Namibia is classified as a middle-income country, but its per capita income is one of the most unequal in the world, with 55% of global income for 10% of the total population. Namibia has a population of more than 2.6 million people; 43% of them are under 15 years old. Namibia’s political stability and good economic management have helped it reduce poverty.
However, this has not yet been accompanied by job creation, and the socio-economic inequalities inherited from the years of the apartheid persist, despite generous public spending on social programs. 30% of the labour force is unemployed. Women and young people are most affected, with unemployment rates of 33% and 53% respectively (for 20-24 year olds).
FXB in action
FXB launched its first Economic and Community Development FXBVillage Program in April 2018, in partnership with Hope Initiatives SA Namibia (HISA Namibia), local nongovernmental organization, in a slum near Windhoek, Tobias Hainyeko’s constituency within the Kilimanjaro community.

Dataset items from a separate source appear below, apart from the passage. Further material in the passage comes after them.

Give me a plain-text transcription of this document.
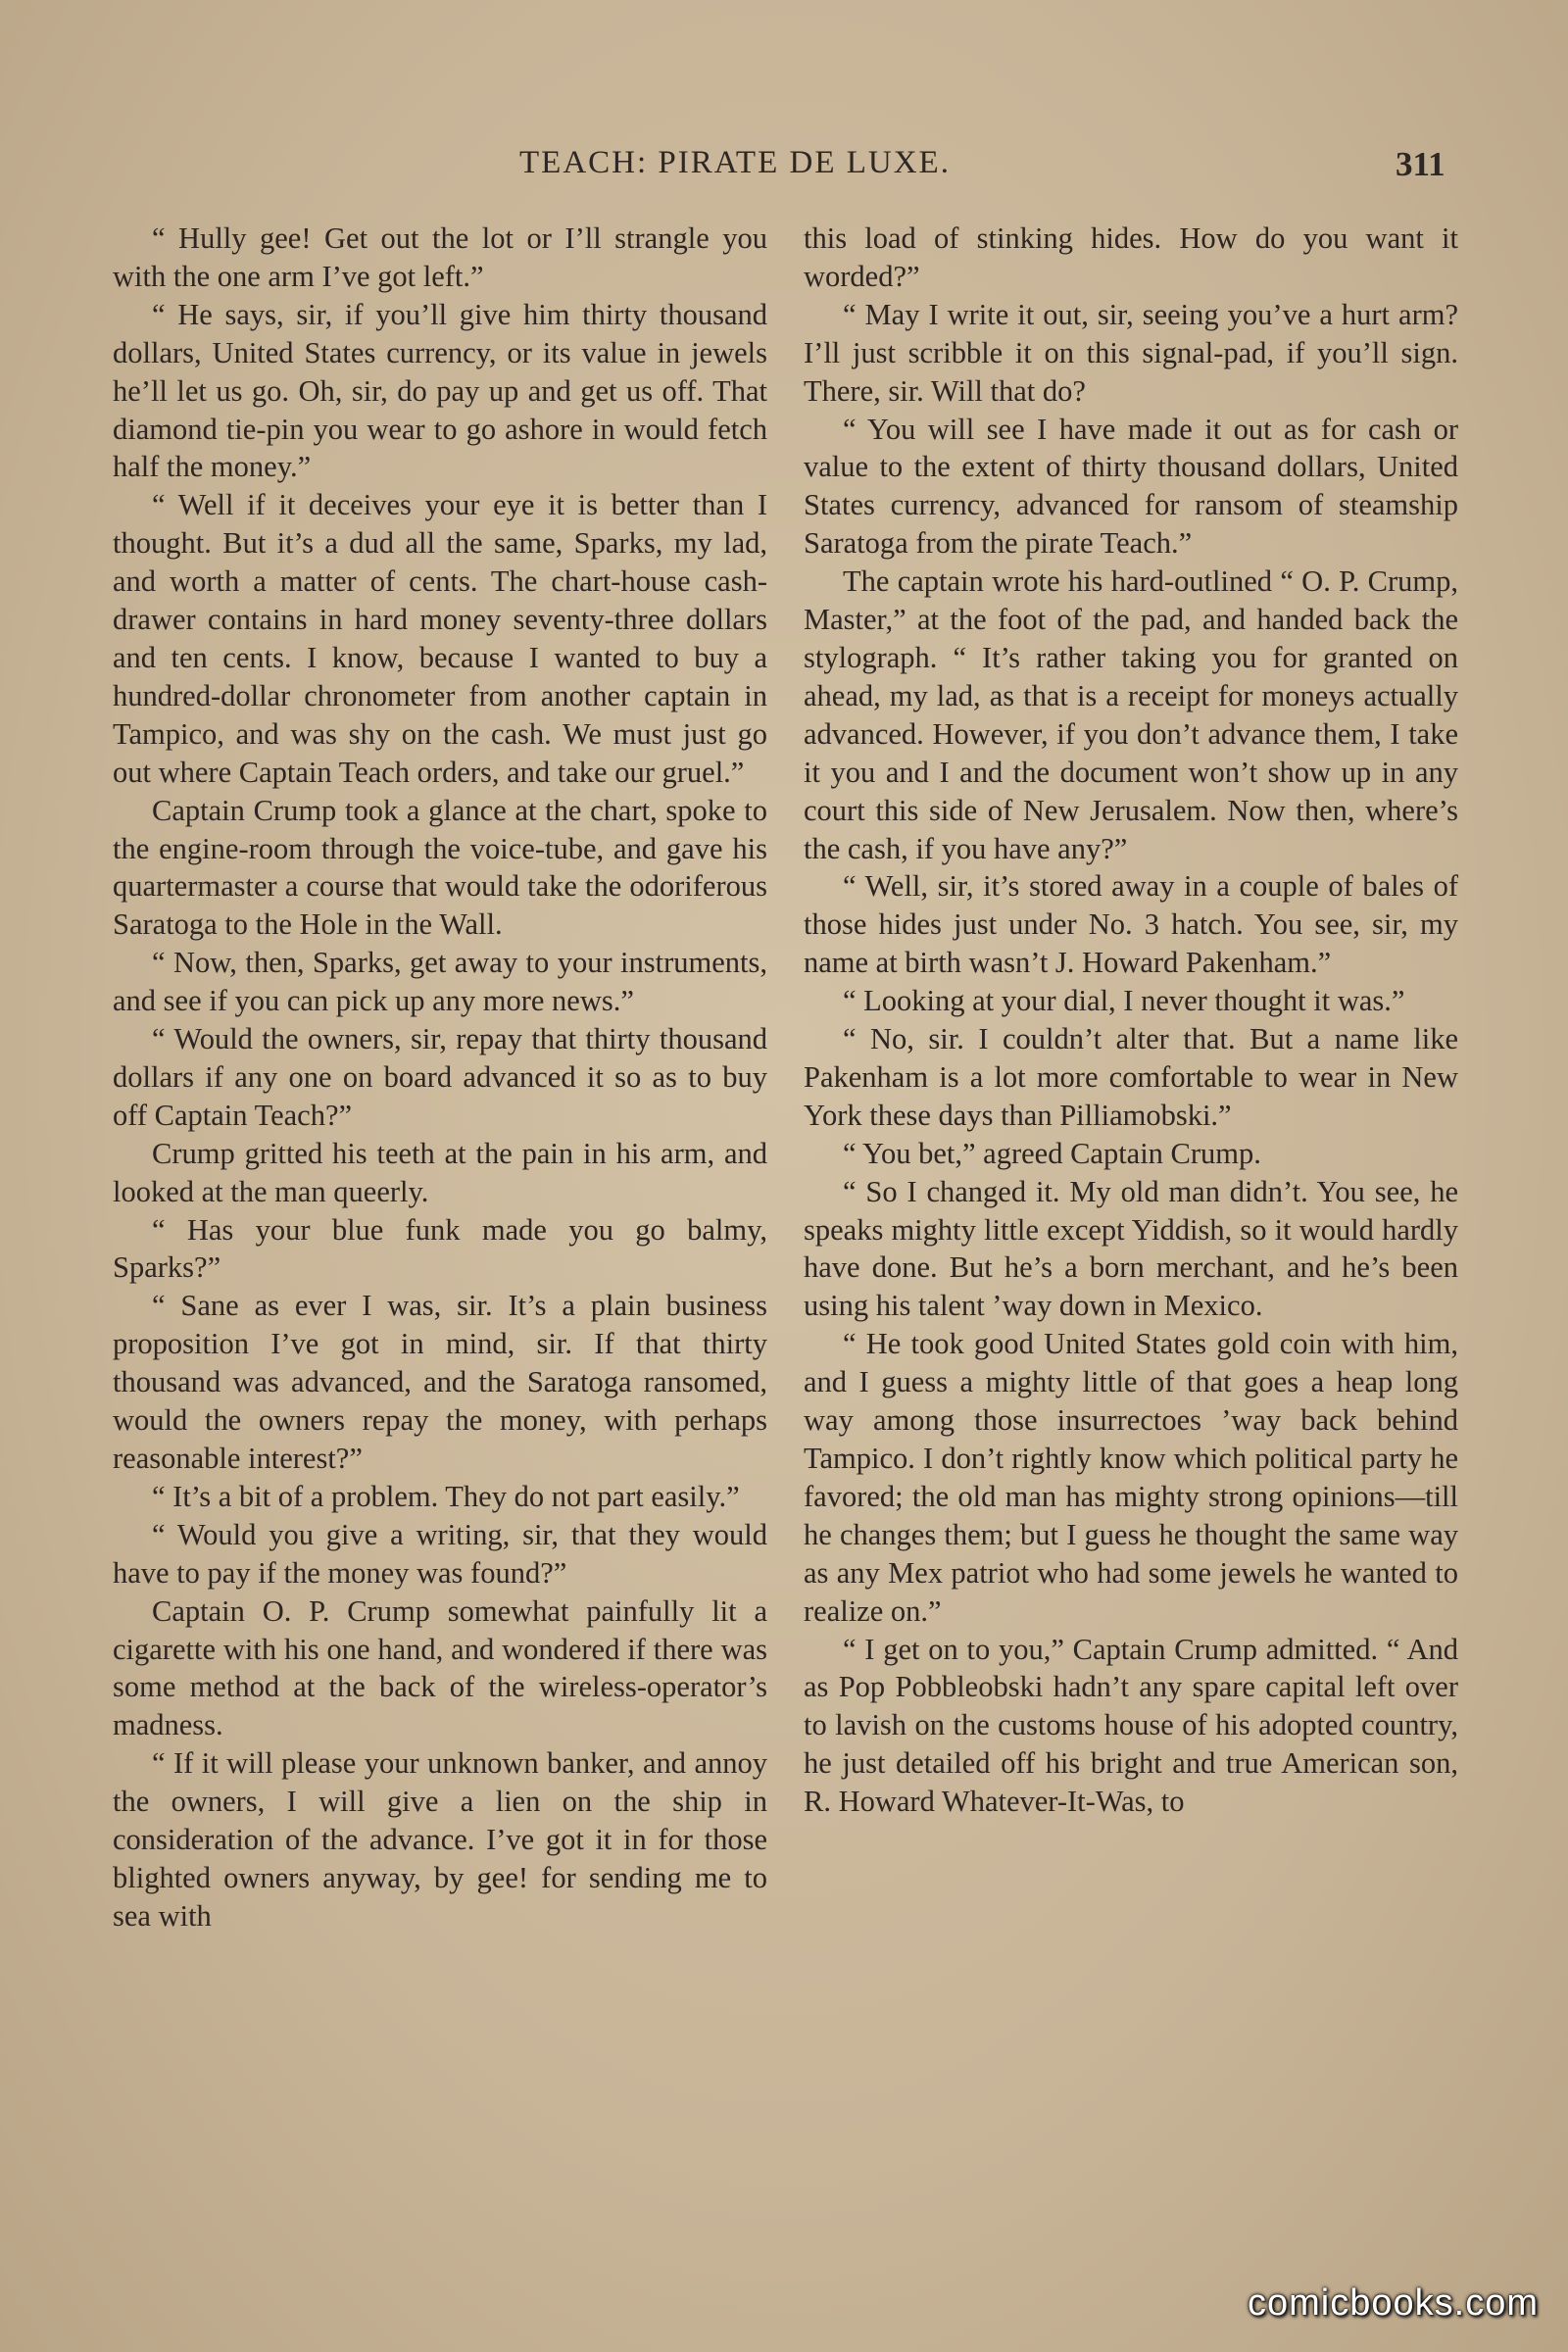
TEACH: PIRATE DE LUXE.	311

“ Hully gee! Get out the lot or I’ll strangle you with the one arm I’ve got left.”

“ He says, sir, if you’ll give him thirty thousand dollars, United States currency, or its value in jewels he’ll let us go. Oh, sir, do pay up and get us off. That diamond tie-pin you wear to go ashore in would fetch half the money.”

“ Well if it deceives your eye it is better than I thought. But it’s a dud all the same, Sparks, my lad, and worth a matter of cents. The chart-house cash-drawer contains in hard money seventy-three dollars and ten cents. I know, because I wanted to buy a hundred-dollar chronometer from another captain in Tampico, and was shy on the cash. We must just go out where Captain Teach orders, and take our gruel.”

Captain Crump took a glance at the chart, spoke to the engine-room through the voice-tube, and gave his quartermaster a course that would take the odoriferous Saratoga to the Hole in the Wall.

“ Now, then, Sparks, get away to your instruments, and see if you can pick up any more news.”

“ Would the owners, sir, repay that thirty thousand dollars if any one on board advanced it so as to buy off Captain Teach?”

Crump gritted his teeth at the pain in his arm, and looked at the man queerly.

“ Has your blue funk made you go balmy, Sparks?”

“ Sane as ever I was, sir. It’s a plain business proposition I’ve got in mind, sir. If that thirty thousand was advanced, and the Saratoga ransomed, would the owners repay the money, with perhaps reasonable interest?”

“ It’s a bit of a problem. They do not part easily.”

“ Would you give a writing, sir, that they would have to pay if the money was found?”

Captain O. P. Crump somewhat painfully lit a cigarette with his one hand, and wondered if there was some method at the back of the wireless-operator’s madness.

“ If it will please your unknown banker, and annoy the owners, I will give a lien on the ship in consideration of the advance. I’ve got it in for those blighted owners anyway, by gee! for sending me to sea with

this load of stinking hides. How do you want it worded?”

“ May I write it out, sir, seeing you’ve a hurt arm? I’ll just scribble it on this signal-pad, if you’ll sign. There, sir. Will that do?

“ You will see I have made it out as for cash or value to the extent of thirty thousand dollars, United States currency, advanced for ransom of steamship Saratoga from the pirate Teach.”

The captain wrote his hard-outlined “ O. P. Crump, Master,” at the foot of the pad, and handed back the stylograph. “ It’s rather taking you for granted on ahead, my lad, as that is a receipt for moneys actually advanced. However, if you don’t advance them, I take it you and I and the document won’t show up in any court this side of New Jerusalem. Now then, where’s the cash, if you have any?”

“ Well, sir, it’s stored away in a couple of bales of those hides just under No. 3 hatch. You see, sir, my name at birth wasn’t J. Howard Pakenham.”

“ Looking at your dial, I never thought it was.”

“ No, sir. I couldn’t alter that. But a name like Pakenham is a lot more comfortable to wear in New York these days than Pilliamobski.”

“ You bet,” agreed Captain Crump.

“ So I changed it. My old man didn’t. You see, he speaks mighty little except Yiddish, so it would hardly have done. But he’s a born merchant, and he’s been using his talent ’way down in Mexico.

“ He took good United States gold coin with him, and I guess a mighty little of that goes a heap long way among those insurrectoes ’way back behind Tampico. I don’t rightly know which political party he favored; the old man has mighty strong opinions—till he changes them; but I guess he thought the same way as any Mex patriot who had some jewels he wanted to realize on.”

“ I get on to you,” Captain Crump admitted. “ And as Pop Pobbleobski hadn’t any spare capital left over to lavish on the customs house of his adopted country, he just detailed off his bright and true American son, R. Howard Whatever-It-Was, to

comicbooks.com
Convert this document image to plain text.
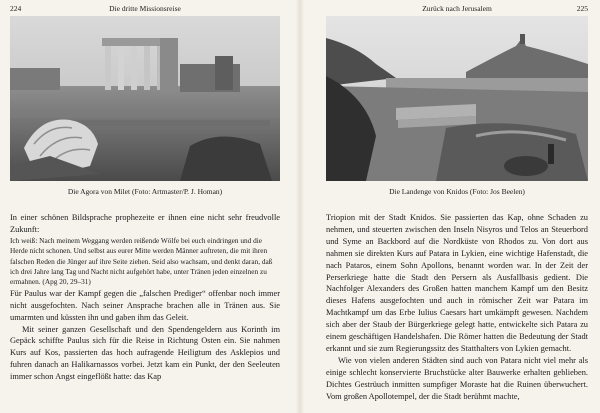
224	Die dritte Missionsreise
Die Agora von Milet (Foto: Artmaster/P. J. Homan)

In einer schönen Bildsprache prophezeite er ihnen eine nicht sehr freudvolle Zukunft:

Ich weiß: Nach meinem Weggang werden reißende Wölfe bei euch eindringen und die Herde nicht schonen. Und selbst aus eurer Mitte werden Männer auftreten, die mit ihren falschen Reden die Jünger auf ihre Seite ziehen. Seid also wachsam, und denkt daran, daß ich drei Jahre lang Tag und Nacht nicht aufgehört habe, unter Tränen jeden einzelnen zu ermahnen. (Apg 20, 29–31)

Für Paulus war der Kampf gegen die „falschen Prediger“ offenbar noch immer nicht ausgefochten. Nach seiner Ansprache brachen alle in Tränen aus. Sie umarmten und küssten ihn und gaben ihm das Geleit.

Mit seiner ganzen Gesellschaft und den Spendengeldern aus Korinth im Gepäck schiffte Paulus sich für die Reise in Richtung Osten ein. Sie nahmen Kurs auf Kos, passierten das hoch aufragende Heiligtum des Asklepios und fuhren danach an Halikarnassos vorbei. Jetzt kam ein Punkt, der den Seeleuten immer schon Angst eingeflößt hatte: das Kap

Zurück nach Jerusalem	225
Die Landenge von Knidos (Foto: Jos Beelen)

Triopion mit der Stadt Knidos. Sie passierten das Kap, ohne Schaden zu nehmen, und steuerten zwischen den Inseln Nisyros und Telos an Steuerbord und Syme an Backbord auf die Nordküste von Rhodos zu. Von dort aus nahmen sie direkten Kurs auf Patara in Lykien, eine wichtige Hafenstadt, die nach Pataros, einem Sohn Apollons, benannt worden war. In der Zeit der Perserkriege hatte die Stadt den Persern als Ausfallbasis gedient. Die Nachfolger Alexanders des Großen hatten manchem Kampf um den Besitz dieses Hafens ausgefochten und auch in römischer Zeit war Patara im Machtkampf um das Erbe Iulius Caesars hart umkämpft gewesen. Nachdem sich aber der Staub der Bürgerkriege gelegt hatte, entwickelte sich Patara zu einem geschäftigen Handelshafen. Die Römer hatten die Bedeutung der Stadt erkannt und sie zum Regierungssitz des Statthalters von Lykien gemacht.

Wie von vielen anderen Städten sind auch von Patara nicht viel mehr als einige schlecht konservierte Bruchstücke alter Bauwerke erhalten geblieben. Dichtes Gestrüuch inmitten sumpfiger Moraste hat die Ruinen überwuchert. Vom großen Apollotempel, der die Stadt berühmt machte,
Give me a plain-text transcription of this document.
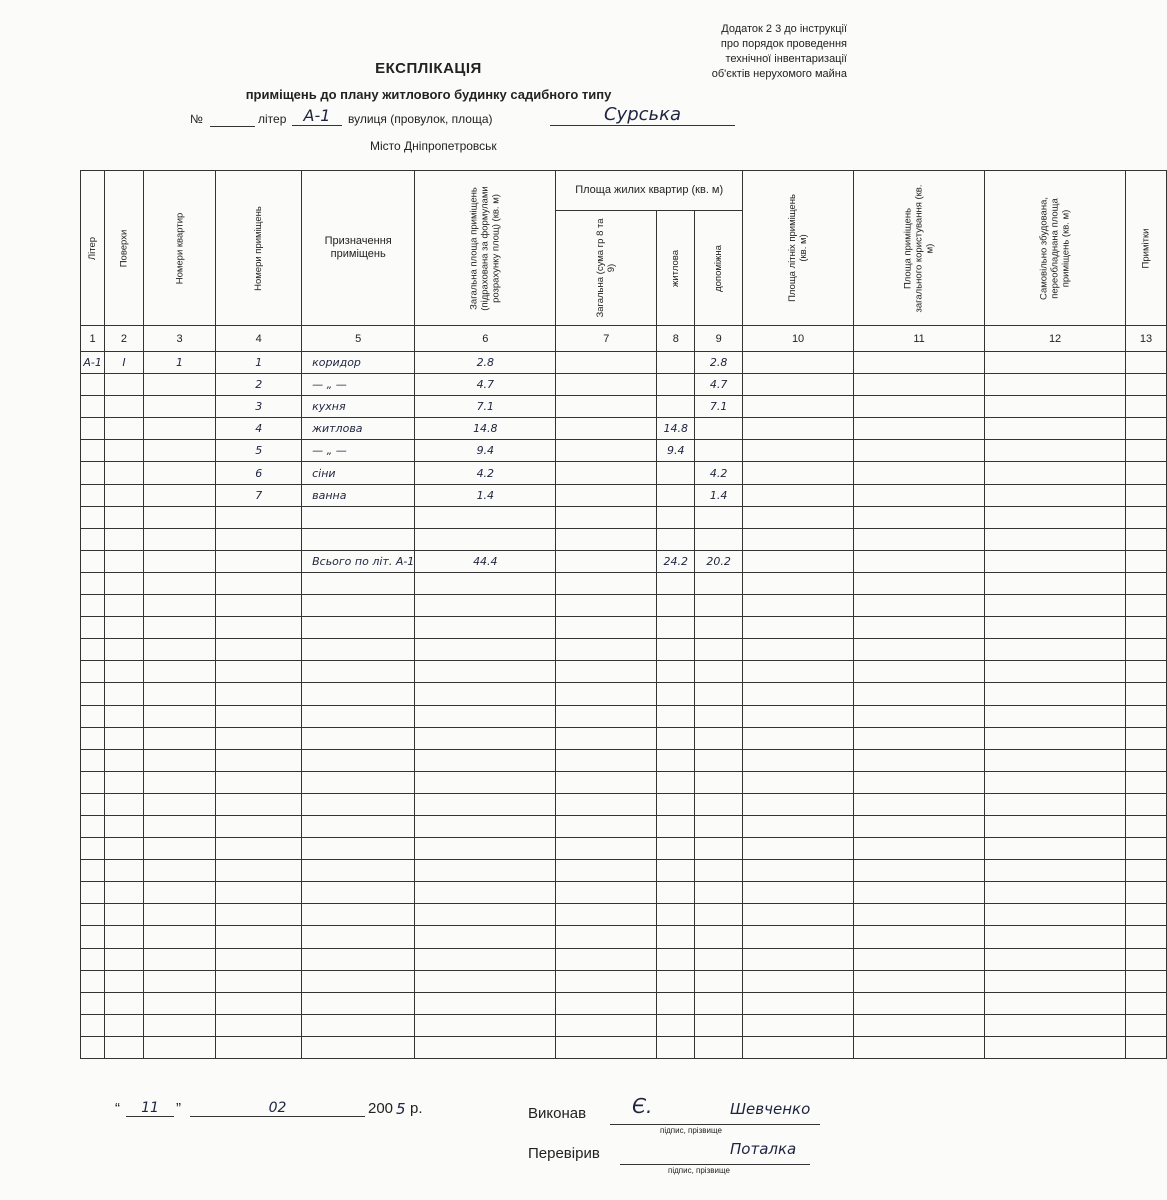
Додаток 2 3 до інструкції
про порядок проведення
технічної інвентаризації
об'єктів нерухомого майна
ЕКСПЛІКАЦІЯ
приміщень до плану житлового будинку садибного типу
№	літер	А-1	вулиця (провулок, площа)	Сурська
Місто Дніпропетровськ
Літер	Поверхи	Номери квартир	Номери приміщень	Призначення приміщень	Загальна площа приміщень (підрахована за формулами розрахунку площ) (кв. м)	Площа жилих квартир (кв. м)			Площа літніх приміщень (кв. м)	Площа приміщень загального користування (кв. м)	Самовільно збудована, переобладнана площа приміщень (кв. м)	Примітки

						Загальна (сума гр 8 та 9)	житлова	допоміжна				

1	2	3	4	5	6	7	8	9	10	11	12	13
А-1	І	1	1	коридор	2.8			2.8				
			2	— „ —	4.7			4.7				
			3	кухня	7.1			7.1				
			4	житлова	14.8		14.8					
			5	— „ —	9.4		9.4					
			6	сіни	4.2			4.2				
			7	ванна	1.4			1.4				

				Всього по літ. А-1	44.4		24.2	20.2				

“	11	”	02	200 5 р.	Виконав Є.	Шевченко
підпис, прізвище
Перевірив	Поталка
підпис, прізвище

In informal slums such as this one, access to property, basic services, education, health, social services, transport, or other public services is extremely limited or largely unavailable. Security, unemployment and lack of capital to start small businesses are major concerns. In addition, development activities are scarce due to the lack of nongovernmental organizations and development agencies willing to settle in an unsafe location.
National authorities do not often have the necessary information on vulnerable communities such as migrants and thus, do not integrate them into urban planning. As a result, the people living in these communities face multiple challenges such as malnutrition, exploitation and unsanitary housing conditions. Limited access to services such as education, health and social protection further increases their vulnerability.